The Treasury yesterday turned to City firms to consult on what “additional metrics it is most appropriate for the regulators to publish” to help scrutinise their work “embedding and advancing their new objectives”.
The plans to measure the performance of regulators were cheered from bodies across the Square Mile, with the City of London’s policy chief Chris Hayward saying “what gets measured gets done”.
However, top lawyers warned the performance of the watchdogs against their new benchmarks may be a struggle to quantify.
“The challenge will be in finding new measures that paint a clear picture of the regulators’ overall contribution to competitiveness and growth,” Robert Dedman, partner at law firm CMS and former head of enforcement at the PRA, told City A.M..
“It’s easy when a process has a clearly-defined end point, such as an authorisation or an approval. But measuring the impact of the FCA’s intensive approach to supervision is likely to prove much more difficult.”

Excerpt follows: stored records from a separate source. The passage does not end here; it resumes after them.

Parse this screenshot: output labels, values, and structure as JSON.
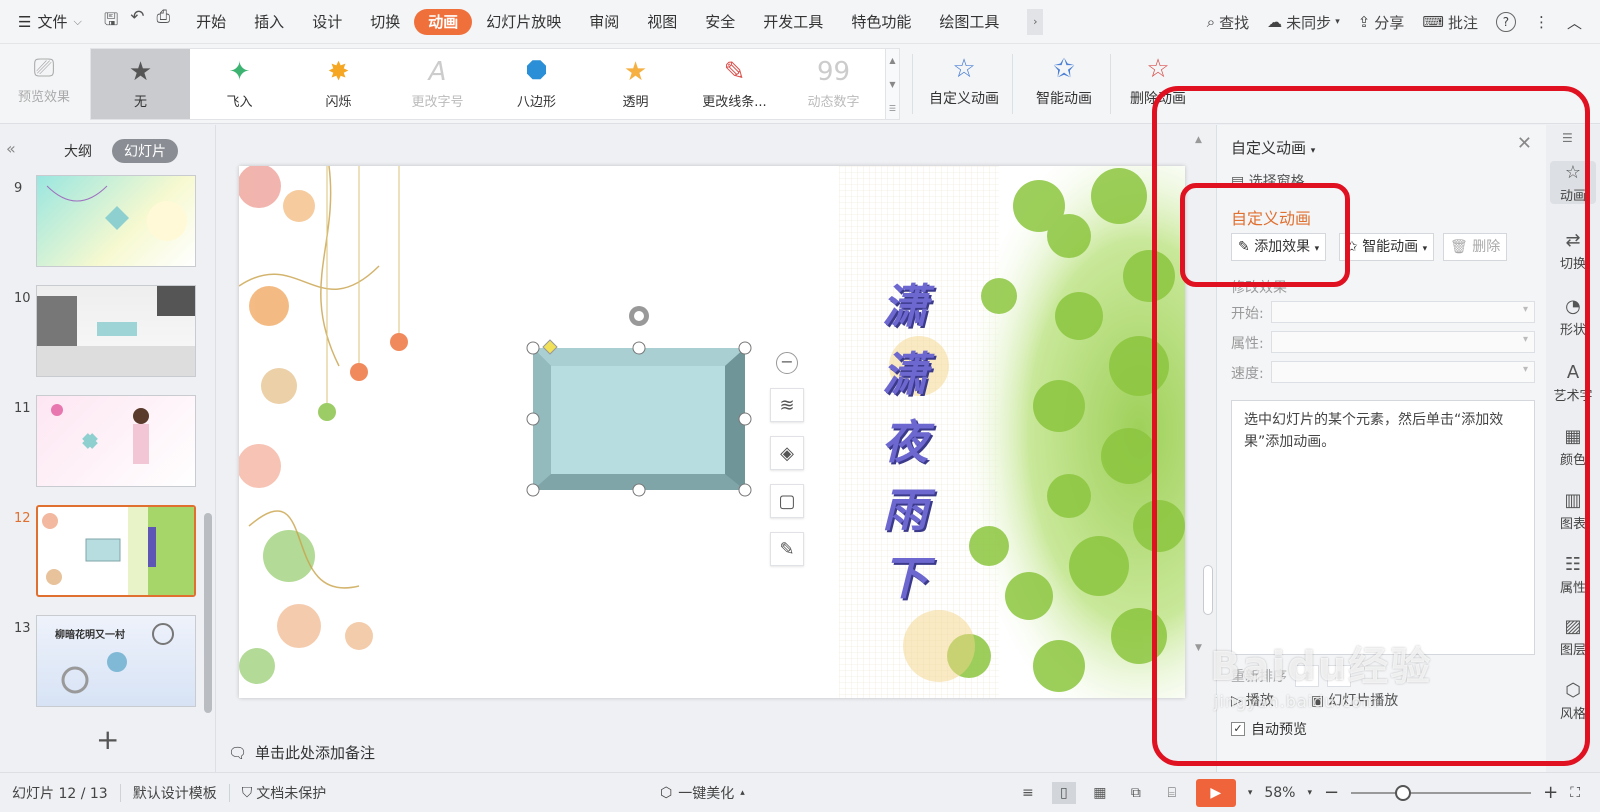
{
  "menu": {
    "file_label": "文件",
    "tabs": [
      {
        "label": "开始"
      },
      {
        "label": "插入"
      },
      {
        "label": "设计"
      },
      {
        "label": "切换"
      },
      {
        "label": "动画",
        "active": true
      },
      {
        "label": "幻灯片放映"
      },
      {
        "label": "审阅"
      },
      {
        "label": "视图"
      },
      {
        "label": "安全"
      },
      {
        "label": "开发工具"
      },
      {
        "label": "特色功能"
      },
      {
        "label": "绘图工具"
      }
    ],
    "search_label": "查找",
    "sync_label": "未同步",
    "share_label": "分享",
    "comment_label": "批注",
    "accent_color": "#f0703c"
  },
  "ribbon": {
    "preview_label": "预览效果",
    "effects": [
      {
        "label": "无",
        "icon": "star-gray-icon",
        "selected": true
      },
      {
        "label": "飞入",
        "icon": "fly-in-star-icon"
      },
      {
        "label": "闪烁",
        "icon": "flash-star-icon"
      },
      {
        "label": "更改字号",
        "icon": "font-size-icon",
        "disabled": true
      },
      {
        "label": "八边形",
        "icon": "octagon-icon"
      },
      {
        "label": "透明",
        "icon": "transparent-star-icon"
      },
      {
        "label": "更改线条...",
        "icon": "line-color-icon"
      },
      {
        "label": "动态数字",
        "icon": "dynamic-number-icon",
        "disabled": true
      }
    ],
    "custom_anim_label": "自定义动画",
    "smart_anim_label": "智能动画",
    "delete_anim_label": "删除动画"
  },
  "left_panel": {
    "tabs": [
      "大纲",
      "幻灯片"
    ],
    "active_tab": "幻灯片",
    "slides": [
      {
        "num": "9"
      },
      {
        "num": "10"
      },
      {
        "num": "11"
      },
      {
        "num": "12",
        "current": true
      },
      {
        "num": "13"
      }
    ],
    "thumb13_title": "柳暗花明又一村"
  },
  "slide": {
    "title_text": "潇潇夜雨下"
  },
  "notes_label": "单击此处添加备注",
  "task_pane": {
    "header": "自定义动画",
    "select_pane": "选择窗格",
    "section_title": "自定义动画",
    "add_effect": "添加效果",
    "smart_anim": "智能动画",
    "delete": "删除",
    "modify_title": "修改效果",
    "start_label": "开始:",
    "property_label": "属性:",
    "speed_label": "速度:",
    "list_hint": "选中幻灯片的某个元素，然后单击“添加效果”添加动画。",
    "reorder_label": "重新排序",
    "play_label": "播放",
    "slideshow_label": "幻灯片播放",
    "auto_preview": "自动预览",
    "auto_preview_checked": true
  },
  "side_toolbar": [
    {
      "label": "动画",
      "icon": "animation-icon",
      "active": true
    },
    {
      "label": "切换",
      "icon": "transition-icon"
    },
    {
      "label": "形状",
      "icon": "shape-icon"
    },
    {
      "label": "艺术字",
      "icon": "wordart-icon"
    },
    {
      "label": "颜色",
      "icon": "color-icon"
    },
    {
      "label": "图表",
      "icon": "chart-icon"
    },
    {
      "label": "属性",
      "icon": "property-icon"
    },
    {
      "label": "图层",
      "icon": "layer-icon"
    },
    {
      "label": "风格",
      "icon": "style-icon"
    }
  ],
  "status": {
    "slide_pos": "幻灯片 12 / 13",
    "template": "默认设计模板",
    "protect": "文档未保护",
    "beautify": "一键美化",
    "zoom": "58%",
    "zoom_fraction": 0.58,
    "play_color": "#f0643c"
  },
  "watermark": {
    "text": "Baidu经验",
    "sub": "jingyan.baidu.com"
  },
  "annotation_color": "#e01222"
}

Moves to introduce new secondary objectives for the regulators were welcomed by both the PRA and FCA last year but triggered warnings from regulators that they would not engage in a “race to the bottom”.
Vicky Saporta, executive director of the Prudential Policy Directorate at the Bank of England, said the change in its remit “should not encourage risky bets on regulatory standards”.
The government has been looking to breathe life into the UK’s financial services sector amid a flood of firms ditching London in favour of foreign markets in recent months.
Lawyers at Eversheds Sutherland said the calls for proposals from the Treasury may struggle to capture the work of the Financial Conduct Authority in particular, which has a remit across a sprawling array of sectors and areas.
“[The] call for Proposals sets out the need for metrics to show how the regulators measure up against their objectives but does not mention any concrete metrics to be used in measuring against the international competitiveness and growth objectives,” Martin Sandler, financial services partner at Eversheds Sutherland, told City A.M..
“The paper acknowledges that it would be easier to measure the achievement of the government’s objectives as a whole rather than the individual contributions of PRA and FCA in achieving them.”
Sandler added that it may be possible to “measure smaller individual components or regulators’ contributions”.
“For example in the latest FCA business plan, there is a section on “Promoting Competition and Positive Change”, which states the FCA has provided support to 300 newly authorised or high growth firms through the early and high growth oversight function,” he added.
Ministers will now be consulting on the plans with industry until early July, before firming up the plans.